Prove that if $ 2^n $ divides $ 3^m-1 $ then $ 2^{n-2} $ divides $ m $

Question

I got a difficult problem. It's kind of difficult to prove. Can you do it?

Let $ m,n\geq 3 $ be two positive integers. Prove that if $ 2^n $ divides $ 3^m -1$ then $ 2^{n-2} $ divides $ m $

Thanks :-)

Answer 1

This statement is a vacuous truth, meaning that the condition $3^m \equiv 0 \mod{2^n}$ is never satisfied.

Answer 2

Because $n \geq 3$ we get $8 \mid 3^m-1$ and so $m$ must be even .

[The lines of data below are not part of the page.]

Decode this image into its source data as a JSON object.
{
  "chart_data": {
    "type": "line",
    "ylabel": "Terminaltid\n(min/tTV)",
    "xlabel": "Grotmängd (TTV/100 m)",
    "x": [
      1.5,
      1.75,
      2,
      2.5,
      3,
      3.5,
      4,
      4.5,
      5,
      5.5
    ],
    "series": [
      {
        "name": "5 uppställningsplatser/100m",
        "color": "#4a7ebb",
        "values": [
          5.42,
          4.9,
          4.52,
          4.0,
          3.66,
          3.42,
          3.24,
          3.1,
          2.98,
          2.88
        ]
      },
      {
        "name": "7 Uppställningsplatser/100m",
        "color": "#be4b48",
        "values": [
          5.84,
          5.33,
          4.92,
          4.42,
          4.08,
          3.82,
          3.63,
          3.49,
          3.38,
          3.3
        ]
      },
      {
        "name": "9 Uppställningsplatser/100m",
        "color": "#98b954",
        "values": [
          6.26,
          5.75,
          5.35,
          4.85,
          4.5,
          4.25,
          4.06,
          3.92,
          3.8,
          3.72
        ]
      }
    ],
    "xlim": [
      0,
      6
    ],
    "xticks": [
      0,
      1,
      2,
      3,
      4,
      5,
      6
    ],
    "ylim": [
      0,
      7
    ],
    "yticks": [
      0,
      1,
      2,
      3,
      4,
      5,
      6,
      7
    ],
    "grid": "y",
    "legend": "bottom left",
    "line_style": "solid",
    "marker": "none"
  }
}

Let $m=2^l \cdot k$ with $k$ odd . Now use the difference of squares repeatedly to get :

$$3^m-1=(3^k-1)(3^k+1)(3^{2k}+1)\cdot \ldots \cdot (3^{2^{k-1} \cdot l}+1)$$

Each term of the form $3^s+1$ with $s$ even has the power of $2$ in their prime factorization exactly $1$ because: $$3^s+1 \equiv 1+1\equiv 2 \pmod{8}$$

Also $k$ is odd so :

$$3^k+1 \equiv 3+1 \equiv 4 \pmod{8}$$ has two factors of $2$ .

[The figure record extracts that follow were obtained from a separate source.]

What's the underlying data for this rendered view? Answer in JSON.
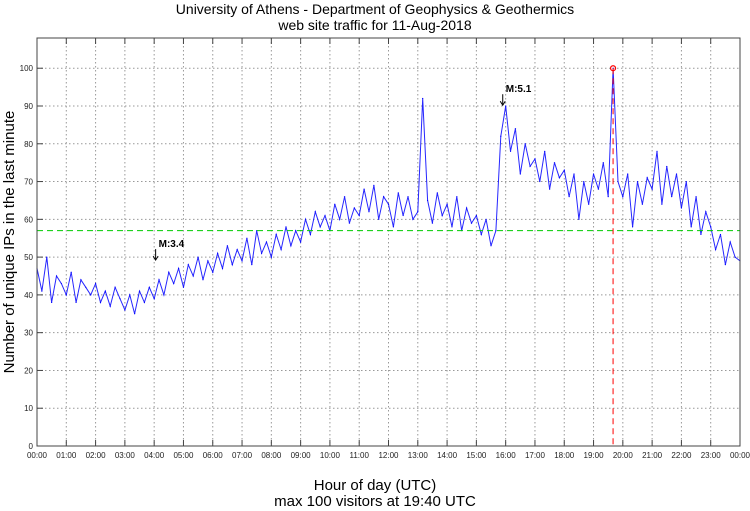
{
  "chart_data": {
    "type": "line",
    "title": [
      "University of Athens - Department of Geophysics & Geothermics",
      "web site traffic for 11-Aug-2018"
    ],
    "xlabel": [
      "Hour of day (UTC)",
      "max 100 visitors at 19:40 UTC"
    ],
    "ylabel": "Number of unique IPs in the last minute",
    "ylim": [
      0,
      108
    ],
    "xlim_hours": [
      0,
      24
    ],
    "yticks": [
      0,
      10,
      20,
      30,
      40,
      50,
      60,
      70,
      80,
      90,
      100
    ],
    "xticks": [
      "00:00",
      "01:00",
      "02:00",
      "03:00",
      "04:00",
      "05:00",
      "06:00",
      "07:00",
      "08:00",
      "09:00",
      "10:00",
      "11:00",
      "12:00",
      "13:00",
      "14:00",
      "15:00",
      "16:00",
      "17:00",
      "18:00",
      "19:00",
      "20:00",
      "21:00",
      "22:00",
      "23:00",
      "00:00"
    ],
    "grid": true,
    "sample_interval_minutes": 10,
    "series": [
      {
        "name": "unique IPs",
        "color": "#0000ff",
        "values": [
          47,
          41,
          50,
          38,
          45,
          43,
          40,
          46,
          38,
          44,
          42,
          40,
          43,
          38,
          41,
          37,
          42,
          39,
          36,
          40,
          35,
          41,
          38,
          42,
          39,
          44,
          40,
          46,
          43,
          47,
          42,
          48,
          45,
          50,
          44,
          49,
          46,
          51,
          47,
          53,
          48,
          52,
          49,
          55,
          48,
          57,
          51,
          54,
          50,
          56,
          52,
          58,
          53,
          57,
          54,
          60,
          56,
          62,
          58,
          61,
          57,
          64,
          60,
          66,
          59,
          63,
          61,
          68,
          62,
          69,
          60,
          66,
          64,
          58,
          67,
          61,
          66,
          60,
          62,
          92,
          65,
          59,
          67,
          61,
          64,
          58,
          66,
          57,
          63,
          59,
          61,
          56,
          60,
          53,
          57,
          82,
          90,
          78,
          84,
          72,
          80,
          74,
          76,
          70,
          78,
          68,
          75,
          71,
          73,
          66,
          72,
          60,
          70,
          64,
          72,
          68,
          75,
          66,
          100,
          70,
          66,
          72,
          58,
          70,
          64,
          71,
          68,
          78,
          64,
          74,
          66,
          72,
          63,
          70,
          58,
          66,
          56,
          62,
          58,
          52,
          56,
          48,
          54,
          50,
          49
        ]
      }
    ],
    "mean_line": {
      "value": 57,
      "color": "#00cc00"
    },
    "max_marker": {
      "hour": 19.6667,
      "value": 100,
      "color": "#ff0000"
    },
    "annotations": [
      {
        "text": "M:3.4",
        "hour": 4.05,
        "value": 50
      },
      {
        "text": "M:5.1",
        "hour": 15.9,
        "value": 91
      }
    ]
  }
}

Finally the term $3^k-1 \equiv 3-1 \equiv 2 \pmod{8}$ has one factor of $2$ .

This means that $3^m-1$ has $1+2+l-1=l+2$ two's in his prime factorization .

But $2^n \mid 3^m-1$ so $n \leq l+2$ and then $l \geq n-2$ .

This means that $2^{n-2} \mid m$ as wanted .

Answer 3

We show by induction that for any $m$ of the form $2^n q$ where $q$ is odd and $n\ge 0$, the highest power of $2$ that divides $3^{m}-1$ is $2^{n+1}$.

For the base step $n=0$, consider $3^{q}-1$. Since $3^q\equiv 3\pmod{4}$, it follows that $3^q-1$ is of the form $4t+2$, so the highest power of $2$ that divides it is $2^1$.

Now we do the induction step. Suppose that the result is true for $n=k$. We show the result is true for $n=k+1$.

Consider $3^{2^{k+1}q}-1$, where $q$ is odd. This is equal to $$(3^{2^k q}-1)(3^{2^k q}+1).$$ By the induction hypothesis the highest power of $2$ that divides $3^{2^k q}-1$ is $2^{k+1}$. It is clear that the highest power of $2$ that divides $3^{2^k q}+1$ is $2^1$. So the highest power of $2$ that divides $3^{2^{k+1}q}-1$ is $2^{k+2}$. This completes the induction step.